Arthur nickte höflich mit dem Kopfe und dann legte er die Kohle, mit der er gezeichnet, auf die Staffelei, wischte sich die Hände ab und wandte sich gegen den Baron von Brand, der ein kleines Bildchen ergriffen hatte, welches in der Ecke lehnte, und es aufmerksam betrachtete.

Herr von Dankwart hatte sein Taschenbuch herausgezogen und blätterte langsam darin.

Unterdessen war Herr Beil in's Nebenzimmer gegangen.

»Sie hatten mir auch versprochen, mich zu besuchen,« sagte der Baron zu Arthur. »Erinnern Sie sich, als wir neulich zusammen nach Hause fuhren.«

»Und das habe ich nicht vergessen,« antwortete der Maler. »Wir Künstler sind aber ein eigenes Volk: Oft haben wir Tage und Wochen lang nichts zu thun und schlendern umher, und dann verschließen wir uns wieder für längere Zeit in unser Atelier und kommen zu gar nichts.«

»Und in diesem Stadium befinden Sie sich gerade?«

»Beinahe,« entgegnete Arthur lächelnd. »Doch bin ich im jetzigen Augenblick weniger vor der Staffelei als sonstwo beschäftigt.«

»Ah! ich habe gehört. Man bereitet in Ihrem Hause ein hübsches Fest vor, ich glaube, Sie wollen lebende Bilder arrangiren. Das ist eine ganz köstliche Idee! Ich liebe dergleichen unendlich, das heißt, sehe gerne zu; denn sollten Sie es wohl glauben, mein lieber Herr Arthur, ich bin nicht im Stande, in irgend einem Bilde mitzustehen. Meine Nerven sind zu schwach dazu. – Sie schütteln ungläubig den Kopf, aber dem ist in Wahrheit so; ich habe es mehreremale versucht, doch so bald der Vorhang auseinandergeht und ich die Lichter sehe, da fängt Alles an, mir vor den Augen herum zu tanzen. – Sehen Sie, jetzt schon, wenn ich nur daran denke, wird es mir heiß und eng.«

Bei diesen Worten zog er sein duftendes Taschentuch hervor und fächelte sich kokett die Stirne damit.
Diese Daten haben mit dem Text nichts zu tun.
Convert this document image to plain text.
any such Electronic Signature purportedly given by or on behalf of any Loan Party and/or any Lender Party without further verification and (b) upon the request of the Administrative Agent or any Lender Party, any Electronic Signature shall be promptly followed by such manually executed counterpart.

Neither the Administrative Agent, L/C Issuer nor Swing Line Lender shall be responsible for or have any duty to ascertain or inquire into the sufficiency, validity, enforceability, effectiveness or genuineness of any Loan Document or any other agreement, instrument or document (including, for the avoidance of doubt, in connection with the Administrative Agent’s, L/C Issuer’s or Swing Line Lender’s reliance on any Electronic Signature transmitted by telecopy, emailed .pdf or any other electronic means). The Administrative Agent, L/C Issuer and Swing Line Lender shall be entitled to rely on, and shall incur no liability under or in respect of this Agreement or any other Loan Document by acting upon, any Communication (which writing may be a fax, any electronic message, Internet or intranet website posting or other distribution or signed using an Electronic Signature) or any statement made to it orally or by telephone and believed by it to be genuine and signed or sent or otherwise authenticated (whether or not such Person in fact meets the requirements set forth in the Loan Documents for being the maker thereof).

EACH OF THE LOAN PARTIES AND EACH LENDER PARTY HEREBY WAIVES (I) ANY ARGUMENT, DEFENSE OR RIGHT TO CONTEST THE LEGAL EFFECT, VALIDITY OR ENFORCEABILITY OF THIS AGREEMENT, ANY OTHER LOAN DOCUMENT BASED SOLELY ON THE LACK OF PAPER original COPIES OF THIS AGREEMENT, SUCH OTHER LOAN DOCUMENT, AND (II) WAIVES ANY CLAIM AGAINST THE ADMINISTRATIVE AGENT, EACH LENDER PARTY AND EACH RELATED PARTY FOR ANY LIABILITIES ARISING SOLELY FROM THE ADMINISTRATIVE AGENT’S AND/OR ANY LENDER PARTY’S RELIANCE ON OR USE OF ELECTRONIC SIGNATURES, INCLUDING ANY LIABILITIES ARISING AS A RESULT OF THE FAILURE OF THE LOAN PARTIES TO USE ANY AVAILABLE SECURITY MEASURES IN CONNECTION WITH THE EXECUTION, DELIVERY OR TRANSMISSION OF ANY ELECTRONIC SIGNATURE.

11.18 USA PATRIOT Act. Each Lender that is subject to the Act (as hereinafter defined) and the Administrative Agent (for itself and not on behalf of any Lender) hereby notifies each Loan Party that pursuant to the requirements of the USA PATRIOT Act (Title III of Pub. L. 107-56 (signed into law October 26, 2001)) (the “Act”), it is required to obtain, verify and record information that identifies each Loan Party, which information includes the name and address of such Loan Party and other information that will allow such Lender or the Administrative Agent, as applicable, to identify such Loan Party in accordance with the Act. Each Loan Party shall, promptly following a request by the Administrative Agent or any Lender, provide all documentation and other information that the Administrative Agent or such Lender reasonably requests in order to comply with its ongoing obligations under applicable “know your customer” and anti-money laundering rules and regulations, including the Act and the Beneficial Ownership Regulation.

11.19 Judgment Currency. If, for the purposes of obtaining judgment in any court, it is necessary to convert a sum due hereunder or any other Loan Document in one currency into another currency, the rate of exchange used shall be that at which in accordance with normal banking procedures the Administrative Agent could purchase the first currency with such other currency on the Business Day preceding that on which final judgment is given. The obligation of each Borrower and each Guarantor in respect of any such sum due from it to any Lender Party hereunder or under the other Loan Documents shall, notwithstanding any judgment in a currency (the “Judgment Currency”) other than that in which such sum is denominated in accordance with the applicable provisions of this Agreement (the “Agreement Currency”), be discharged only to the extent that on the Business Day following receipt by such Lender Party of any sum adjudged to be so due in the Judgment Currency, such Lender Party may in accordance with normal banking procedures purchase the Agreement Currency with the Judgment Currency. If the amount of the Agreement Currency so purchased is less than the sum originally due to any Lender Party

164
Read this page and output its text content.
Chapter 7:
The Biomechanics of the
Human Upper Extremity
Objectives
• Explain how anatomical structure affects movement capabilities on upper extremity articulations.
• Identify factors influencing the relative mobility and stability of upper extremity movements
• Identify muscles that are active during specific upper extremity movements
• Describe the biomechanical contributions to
Herr von Dankwart ließ die Hand mit dem Taschenbuche herabsinken und meinte: »Sie sprachen da eben von lebenden Bildern? – Man weiß das hier nicht zu arrangiren; Sie sollten das an unserem Hofe sehen! Ah! das macht einen wunderbaren Effekt. Ich versichere Sie, wenn man dort die Auswahl der Bilder betrachtet, die sorgfältig ausgesuchten Darsteller, die trefflich gewählten Kostüme, das unnachahmliche Arrangement des Lichtes – das ist superb! Man glaubt in der That vor einem wirklichen Bilde zu sitzen.« – Hiemit erhob er sein Taschenbuch wieder und suchte abermals emsig darin, ohne sich weiter darum zu bekümmern, ob einer der Anwesenden seine Meinung bekämpfen werde oder nicht.

Dies that übrigens auch Niemand; der Baron wischte mit dem feinen Battisttuche ruhig seinen Schnurrbart, worauf er die Cigarre wieder zwischen seine Lippen nahm. Arthur betrachtete die Leinwand auf der Staffelei und schien sich zu freuen, daß die Züge, die dort hervortraten, wenigstens für ihn schon kennbar waren.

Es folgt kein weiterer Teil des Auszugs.